Thursday, July 24, 2008

A thought on the non-permanence of art

Have been thinking lately about Sabine Stonebender and the loss of her huge, amazing installation, Zero Point. [I'm glad I got to see it before it disappeared; I wasn't able to visit prior to upgrading my video card which I did only a few months ago.]

ArtWorld Market wrote about it on his blog and in SLArt (r) Magazine and had this to say about it:
"...Whatever your opinion of Zero Point, or of the system in general, if you want to create in Second Life then you need to protect your investment. What happened to Sabine could happen to almost anybody. Your build can disappear and your inventory can be wiped out, whether from a technical glitch or an accounting error..."

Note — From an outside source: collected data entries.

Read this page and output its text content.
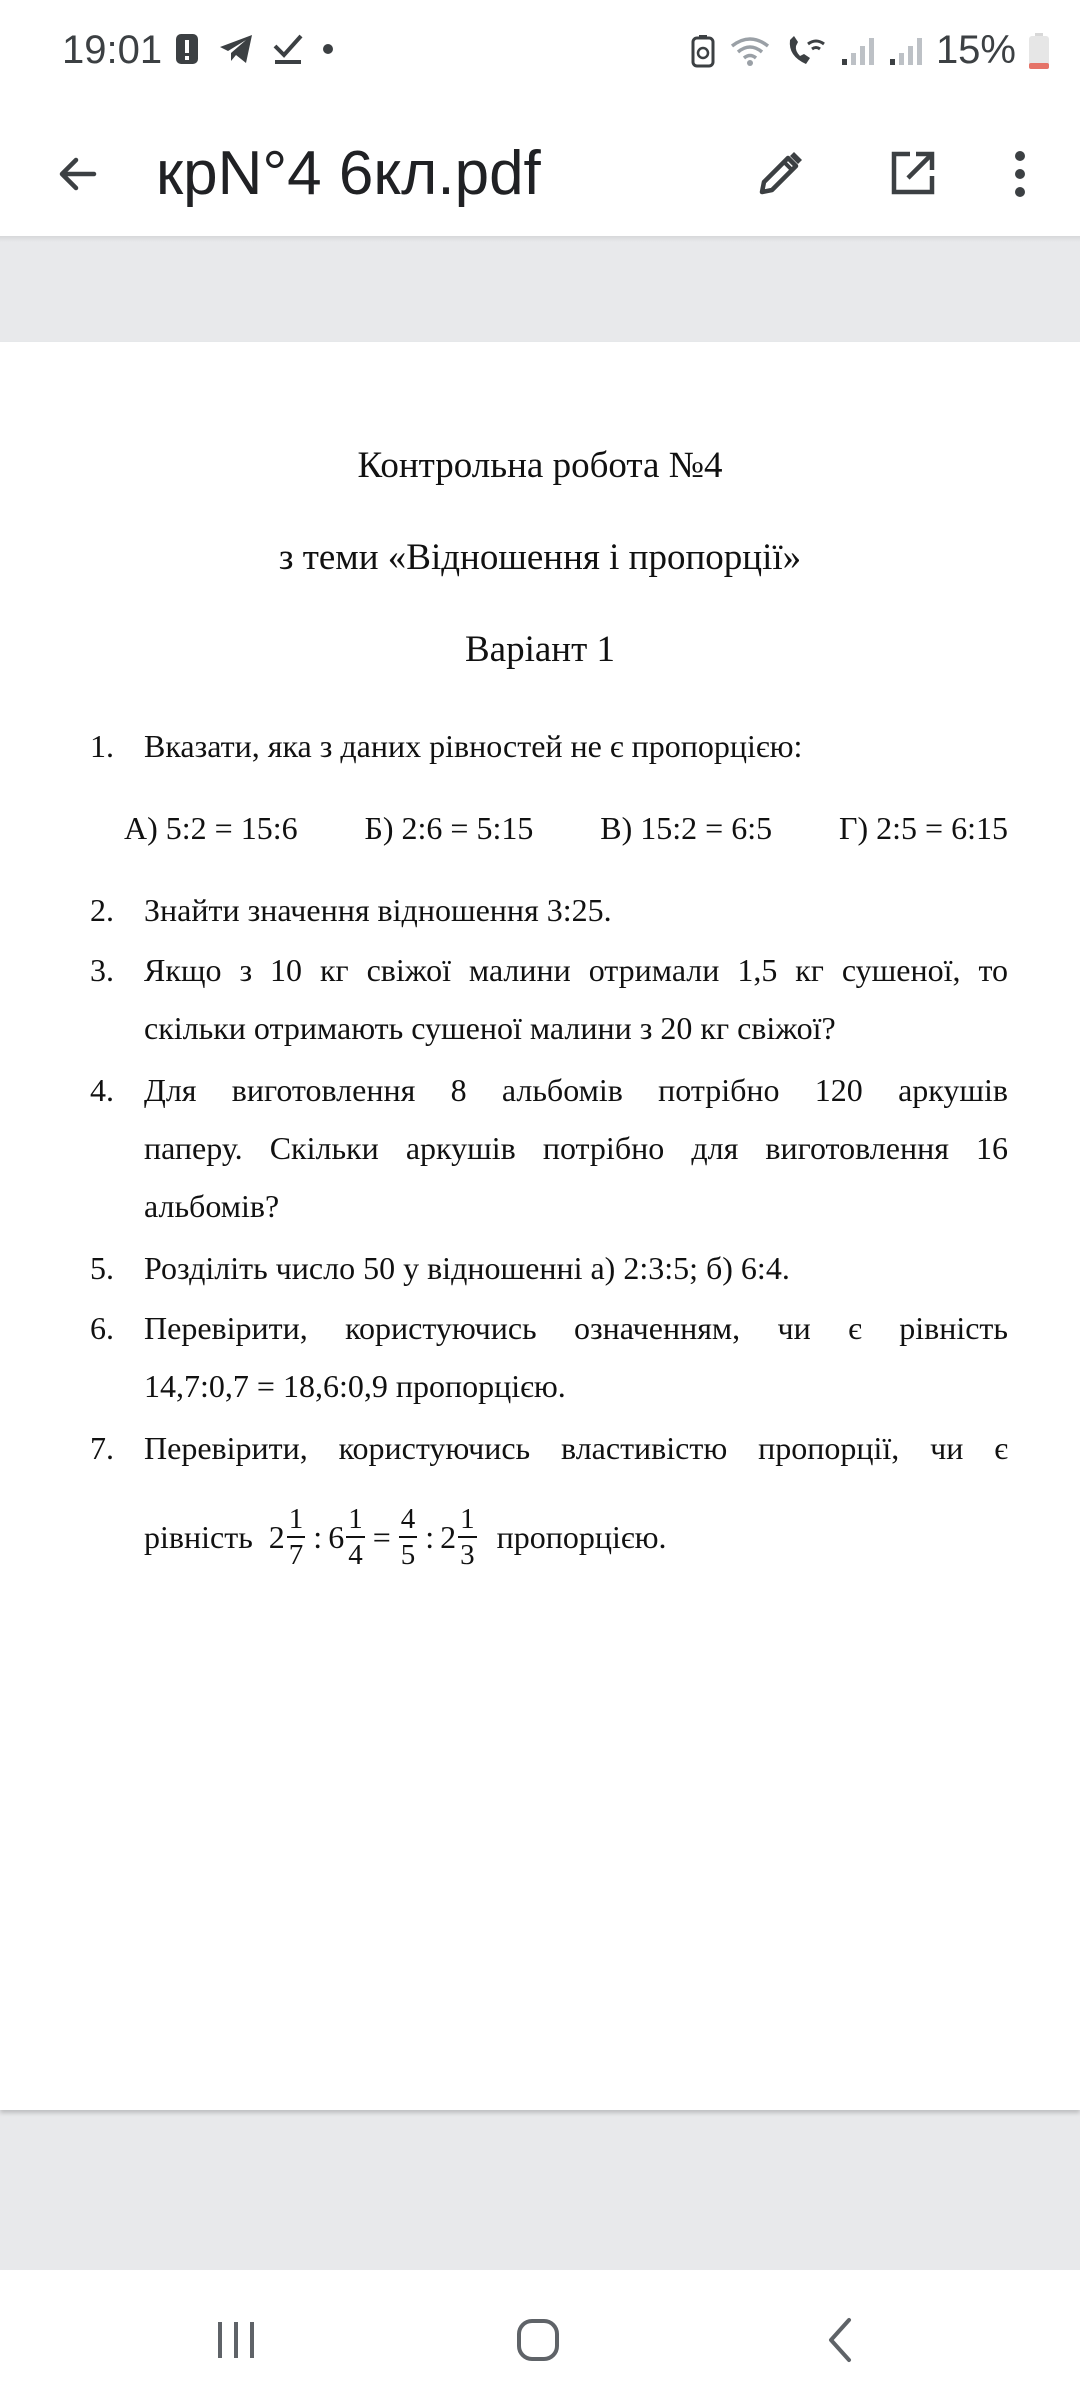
19:01	15%
крN°4 6кл.pdf
Контрольна робота №4
з теми «Відношення і пропорції»
Варіант 1
1. Вказати, яка з даних рівностей не є пропорцією:
А) 5:2 = 15:6 Б) 2:6 = 5:15 В) 15:2 = 6:5 Г) 2:5 = 6:15
2. Знайти значення відношення 3:25.
3. Якщо з 10 кг свіжої малини отримали 1,5 кг сушеної, то
скільки отримають сушеної малини з 20 кг свіжої?
4. Для виготовлення 8 альбомів потрібно 120 аркушів
паперу. Скільки аркушів потрібно для виготовлення 16
альбомів?
5. Розділіть число 50 у відношенні а) 2:3:5; б) 6:4.
6. Перевірити, користуючись означенням, чи є рівність
14,7:0,7 = 18,6:0,9 пропорцією.
7. Перевірити, користуючись властивістю пропорції, чи є
рівність $2 \frac{1}{7}$ : $6 \frac{1}{4} = \frac{4}{5}$ : $2 \frac{1}{3}$ пропорцією.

He has also raised the question:
"...What can I say to the readers--artists, collectors, gallery owners, curators, writers, business owners and institutional leaders--who now doubt whether they should continue creating, collecting and investing in a virtual world where years of work can disappear irrecoverably?..."

Well, here are my thoughts on the subject.

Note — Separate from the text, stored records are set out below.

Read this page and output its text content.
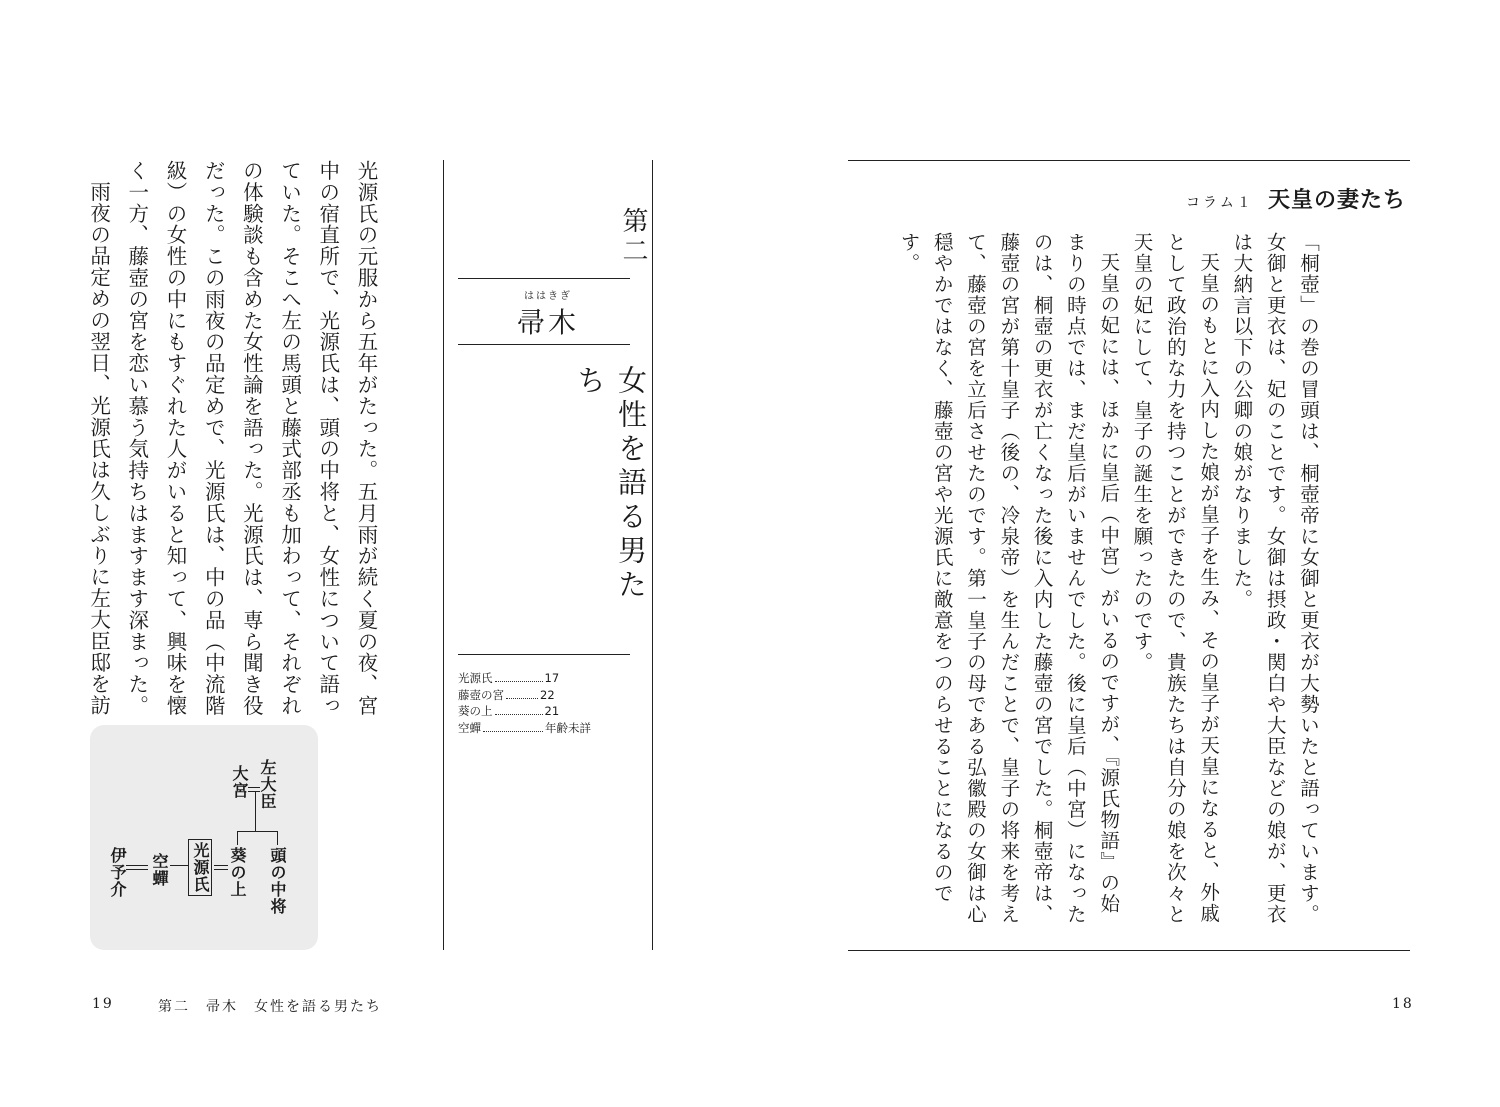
光源氏の元服から五年がたった。五月雨が続く夏の夜、宮中の宿直所で、光源氏は、頭の中将と、女性について語っていた。そこへ左の馬頭と藤式部丞も加わって、それぞれの体験談も含めた女性論を語った。光源氏は、専ら聞き役だった。この雨夜の品定めで、光源氏は、中の品（中流階級）の女性の中にもすぐれた人がいると知って、興味を懐く一方、藤壺の宮を恋い慕う気持ちはますます深まった。

雨夜の品定めの翌日、光源氏は久しぶりに左大臣邸を訪

左大臣
大宮
頭の中将
葵の上
光源氏
空蟬
伊予介
第二
ははきぎ
帚木
女性を語る男たち
光源氏	17
藤壺の宮	22
葵の上	21
空蟬	年齢未詳
コラム１ 天皇の妻たち

「桐壺」の巻の冒頭は、桐壺帝に女御と更衣が大勢いたと語っています。女御と更衣は、妃のことです。女御は摂政・関白や大臣などの娘が、更衣は大納言以下の公卿の娘がなりました。

天皇のもとに入内した娘が皇子を生み、その皇子が天皇になると、外戚として政治的な力を持つことができたので、貴族たちは自分の娘を次々と天皇の妃にして、皇子の誕生を願ったのです。

天皇の妃には、ほかに皇后（中宮）がいるのですが、『源氏物語』の始まりの時点では、まだ皇后がいませんでした。後に皇后（中宮）になったのは、桐壺の更衣が亡くなった後に入内した藤壺の宮でした。桐壺帝は、藤壺の宮が第十皇子（後の、冷泉帝）を生んだことで、皇子の将来を考えて、藤壺の宮を立后させたのです。第一皇子の母である弘徽殿の女御は心穏やかではなく、藤壺の宮や光源氏に敵意をつのらせることになるのです。

19	第二　帚木　女性を語る男たち	18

The disappearance of Sabine's Zero Point is definitely a huge loss and will be missed; that goes without saying.

However, in virtual worlds as well as in the "real" world, nothing is ever permanent.

[I am in no way making excuses for Linden Labs; they should make every effort to restore what was lost; and to take measures to prevent these sort of things from happening in the first place, of course.]

A lot of people have expressed sentiments to the tune of, "Why should I create/buy anything in SL when it could disappear tomorrow because of technical issues?"

In that sense, why do anything in RL either? Why paint a picture, or make a sculpture, or build an installation, or knit a sweater, or make a sandcastle, or buy a home, or collect stamps, or do anything? Anything you create or own can be broken, burned down, washed away, torn, used up, worn out, stolen, lost, destroyed...

There is ALWAYS the risk. Second Life is no different from First Life in that sense.

Take precautions to preserve what's valuable to you, certainly; but NOTHING lasts forever; enjoy it while you can. Part of what makes ANYTHING valuable, in ANY life, is its impermanence.

And I'm not about to let that stop me.